Dia 27 de setembro, o Sindicato promovia assembléia-geral para definir as reivindicações que seriam levadas à Fiesp. Ficou acertada a apresentação de sete itens: 1) unificação da data-base de todos os metalúrgicos do Estado de São Paulo; 2) piso salarial de acordo com os cálculos do Dieese; 3) reajuste salarial de 53,68%; 4) reajuste mensal de 100% da inflação; 5) seguro contra a inflação; 6) mudanças nos dias do pagamento para os dias 15 e 30 de cada mês; e 7) aumento real de 20%.
No dia 28 de outubro de 1989, em assembléia, era aprovada a proposta salarial dos patrões, que estabelecia o seguinte:
1) Salário de outubro: 35,95%, correspondente a 100% do IPC (inflação); 4,5%, referente à 2a parcela do resíduo; 8,59% de recomposição salarial. Total: 53,75% a ser aplicado no salário de setembro.

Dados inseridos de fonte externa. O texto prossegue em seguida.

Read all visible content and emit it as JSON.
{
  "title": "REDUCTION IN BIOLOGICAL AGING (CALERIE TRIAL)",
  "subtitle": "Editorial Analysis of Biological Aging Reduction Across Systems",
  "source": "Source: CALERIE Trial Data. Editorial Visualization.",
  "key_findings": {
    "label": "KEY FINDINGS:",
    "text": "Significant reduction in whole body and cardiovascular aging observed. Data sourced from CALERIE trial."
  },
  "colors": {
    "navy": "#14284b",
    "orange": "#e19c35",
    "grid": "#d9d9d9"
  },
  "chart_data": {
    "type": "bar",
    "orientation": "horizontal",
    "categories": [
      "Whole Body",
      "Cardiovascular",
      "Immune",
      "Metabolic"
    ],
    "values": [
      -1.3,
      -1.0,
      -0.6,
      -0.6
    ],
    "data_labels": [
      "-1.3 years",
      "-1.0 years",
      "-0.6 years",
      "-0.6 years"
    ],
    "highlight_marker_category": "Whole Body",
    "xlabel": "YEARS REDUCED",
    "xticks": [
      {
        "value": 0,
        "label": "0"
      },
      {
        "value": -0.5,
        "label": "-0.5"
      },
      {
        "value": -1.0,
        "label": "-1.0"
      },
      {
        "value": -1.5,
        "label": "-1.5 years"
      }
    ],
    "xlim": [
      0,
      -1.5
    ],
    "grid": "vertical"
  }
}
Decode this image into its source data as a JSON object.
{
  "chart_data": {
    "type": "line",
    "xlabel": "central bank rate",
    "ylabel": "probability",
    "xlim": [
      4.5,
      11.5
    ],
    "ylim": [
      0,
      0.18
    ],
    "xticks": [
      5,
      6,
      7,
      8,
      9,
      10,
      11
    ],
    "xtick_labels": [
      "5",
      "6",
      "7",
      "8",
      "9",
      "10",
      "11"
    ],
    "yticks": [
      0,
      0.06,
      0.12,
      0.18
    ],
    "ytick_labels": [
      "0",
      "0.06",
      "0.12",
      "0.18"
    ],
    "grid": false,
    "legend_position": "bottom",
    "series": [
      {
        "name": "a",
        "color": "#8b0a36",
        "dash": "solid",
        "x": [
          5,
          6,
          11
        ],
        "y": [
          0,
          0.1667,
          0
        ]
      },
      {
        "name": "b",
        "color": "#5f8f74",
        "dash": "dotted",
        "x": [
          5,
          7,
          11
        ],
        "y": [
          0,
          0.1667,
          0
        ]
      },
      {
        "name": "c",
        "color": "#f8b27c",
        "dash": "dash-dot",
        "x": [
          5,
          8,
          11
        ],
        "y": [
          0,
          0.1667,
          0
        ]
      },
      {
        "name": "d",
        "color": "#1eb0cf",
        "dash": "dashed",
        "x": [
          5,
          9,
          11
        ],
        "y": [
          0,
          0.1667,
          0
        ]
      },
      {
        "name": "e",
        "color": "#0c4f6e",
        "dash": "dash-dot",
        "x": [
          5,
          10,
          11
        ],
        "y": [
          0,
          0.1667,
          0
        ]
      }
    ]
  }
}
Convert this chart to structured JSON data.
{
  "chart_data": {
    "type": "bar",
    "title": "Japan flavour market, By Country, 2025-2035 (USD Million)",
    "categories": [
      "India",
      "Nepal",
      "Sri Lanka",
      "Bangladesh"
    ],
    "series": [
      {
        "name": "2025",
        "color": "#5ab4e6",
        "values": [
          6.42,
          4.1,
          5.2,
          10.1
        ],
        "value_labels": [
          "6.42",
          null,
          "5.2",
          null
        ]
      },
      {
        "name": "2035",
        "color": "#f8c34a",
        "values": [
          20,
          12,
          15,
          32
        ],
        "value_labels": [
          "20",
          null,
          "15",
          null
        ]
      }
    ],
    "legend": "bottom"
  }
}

2) Salário de novembro: 37,62%, referente ao IPC de outubro; 4,15% da 3a parcela do resíduo; 8% de reajuste emergencial (como chamavam os patrões) ou aumento real. Total: 54,80%.
3) Piso salarial: os pisos salariais foram enxugados em duas faixas. A primeira reunia empresas com até 700 empregados, com salário de NCz 614,86 em outubro e NCz 951,80 em novembro. E, a segunda, empresas com mais de 700 empregados, com salário de NCz 736.58 (outubro) e NCz 1.140,23 (novembro).
4) Próximos reajustes: nos meses de janeiro e março (1990), o reajuste salarial seria de 100% do IPC, para quem ganhava até 3 salários mínimos, e 90% do IPC na parte do salário que ultrapassasse essa faixa. O pagamento do resíduo seria no final do trimestre.
5) Dias de pagamento: a partir de novembro os pagamentos seriam efetuados até o dia 5 de cada mês, com pagamento de vale (adiantamento) no dia 20. O vale seria de 40% do salário bruto e não mais de 30%.
6) Unificação da data-base: a Fiesp propôs os meses de junho, julho ou agosto para unificação da data-base. A proposta seria, ainda, estudada pelos sindicatos.
7) Aumento real: a proposta da Fiesp era de 8% de aumento real, que seria calculado no salário de novembro. Na assembléia ficou decidido reivindicar um índice maior, que estava sendo negociado com o Grupo 19 da Fiesp.